Histologic muscular history in steroid-treated and untreated patients with Duchenne dystrophy

Lorenzo Peverelli  1 Silvia Testolin  1 Luisa Villa  1 Adele D'Amico  1 Stefania Petrini  1 Chiara Favero  1 Francesca Magri  1 Lucia Morandi  1 Marina Mora  1 Tiziana Mongini  1 Enrico Bertini  1 Monica Sciacco  1 Giacomo P Comi  1 Maurizio Moggio  2
Affiliations

Histologic muscular history in steroid-treated and untreated patients with Duchenne dystrophy

Lorenzo Peverelli et al. Neurology. .

Abstract

Objective: Duchenne muscular dystrophy (DMD) is a lethal disease. The outcome measures used in numerous therapeutic trials include skeletal muscle biopsy. We studied the natural history of DMD from the standpoint of muscle histology with the aim of providing a reproducible tool for use in evaluating and comparing any histologic changes occurring in patients with DMD undergoing treatment and hence be able to determine how therapy modulates the histologic evolution of the disease.

Methods: Three independent operators analyzed 56 muscle biopsies from 40 patients not treated with steroids, aged 1 to 10 years and 16 individuals treated with steroids, aged 7 to 10 years. We analyzed morphologic measures, normalized every measure for the average number of fibers observed for each year of age, and calculated intraclass correlation coefficients.

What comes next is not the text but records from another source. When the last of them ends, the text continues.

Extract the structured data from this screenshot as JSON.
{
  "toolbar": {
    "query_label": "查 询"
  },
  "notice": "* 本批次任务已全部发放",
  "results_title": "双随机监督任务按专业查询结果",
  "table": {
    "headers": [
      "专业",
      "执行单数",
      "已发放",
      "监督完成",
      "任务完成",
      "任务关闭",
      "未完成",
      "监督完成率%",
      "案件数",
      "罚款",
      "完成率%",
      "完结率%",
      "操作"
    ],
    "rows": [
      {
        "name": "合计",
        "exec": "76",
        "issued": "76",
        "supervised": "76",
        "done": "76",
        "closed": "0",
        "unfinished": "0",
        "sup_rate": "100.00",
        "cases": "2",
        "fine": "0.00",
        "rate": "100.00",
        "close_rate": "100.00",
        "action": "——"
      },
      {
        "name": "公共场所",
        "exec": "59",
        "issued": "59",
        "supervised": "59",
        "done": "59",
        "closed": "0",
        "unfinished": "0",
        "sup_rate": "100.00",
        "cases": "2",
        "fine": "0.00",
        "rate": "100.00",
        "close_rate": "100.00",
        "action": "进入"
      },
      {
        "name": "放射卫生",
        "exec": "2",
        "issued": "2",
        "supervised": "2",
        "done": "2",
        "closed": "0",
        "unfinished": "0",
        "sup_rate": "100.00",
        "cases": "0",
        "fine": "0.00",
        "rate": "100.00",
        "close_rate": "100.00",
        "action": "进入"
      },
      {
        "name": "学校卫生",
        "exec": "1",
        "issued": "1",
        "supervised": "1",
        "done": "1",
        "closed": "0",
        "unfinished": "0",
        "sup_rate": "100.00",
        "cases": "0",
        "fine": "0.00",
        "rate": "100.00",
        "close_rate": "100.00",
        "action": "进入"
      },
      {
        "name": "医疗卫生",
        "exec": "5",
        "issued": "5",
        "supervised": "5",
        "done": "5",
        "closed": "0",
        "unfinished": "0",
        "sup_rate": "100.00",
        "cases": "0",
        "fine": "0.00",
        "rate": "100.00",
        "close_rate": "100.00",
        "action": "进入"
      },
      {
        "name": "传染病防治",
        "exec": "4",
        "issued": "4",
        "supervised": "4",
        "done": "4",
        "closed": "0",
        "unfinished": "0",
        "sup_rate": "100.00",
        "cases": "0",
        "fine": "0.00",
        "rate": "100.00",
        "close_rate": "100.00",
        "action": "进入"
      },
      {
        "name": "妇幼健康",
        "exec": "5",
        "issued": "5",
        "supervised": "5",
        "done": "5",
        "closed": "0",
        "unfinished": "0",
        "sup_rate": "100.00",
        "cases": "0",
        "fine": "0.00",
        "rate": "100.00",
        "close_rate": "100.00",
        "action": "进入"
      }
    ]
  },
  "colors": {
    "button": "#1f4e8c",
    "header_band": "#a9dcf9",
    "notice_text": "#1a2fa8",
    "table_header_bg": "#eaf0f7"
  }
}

Results: The average proportion of connective tissue in patients not treated with steroids was 16.98% from ages 1 to 6 years and 30% from ages 7 to 10 years (p < 0.0001). The average proportion in patients treated with steroids was 24.90%. Muscle fiber area mirrored that of connective tissue in both groups.

Conclusions: Having provided a reproducible tool for evaluation and comparison of histologic changes occurring in patients undergoing clinical trials, it was observed that at ages 6 to 7 years, fibrotic tissue rapidly peaks to 29.85%; this is a crucial moment when muscle tissue loses its self-regeneration ability, veering toward fibrotic degeneration. These data should be considered when deciding the most suitable time to begin therapy.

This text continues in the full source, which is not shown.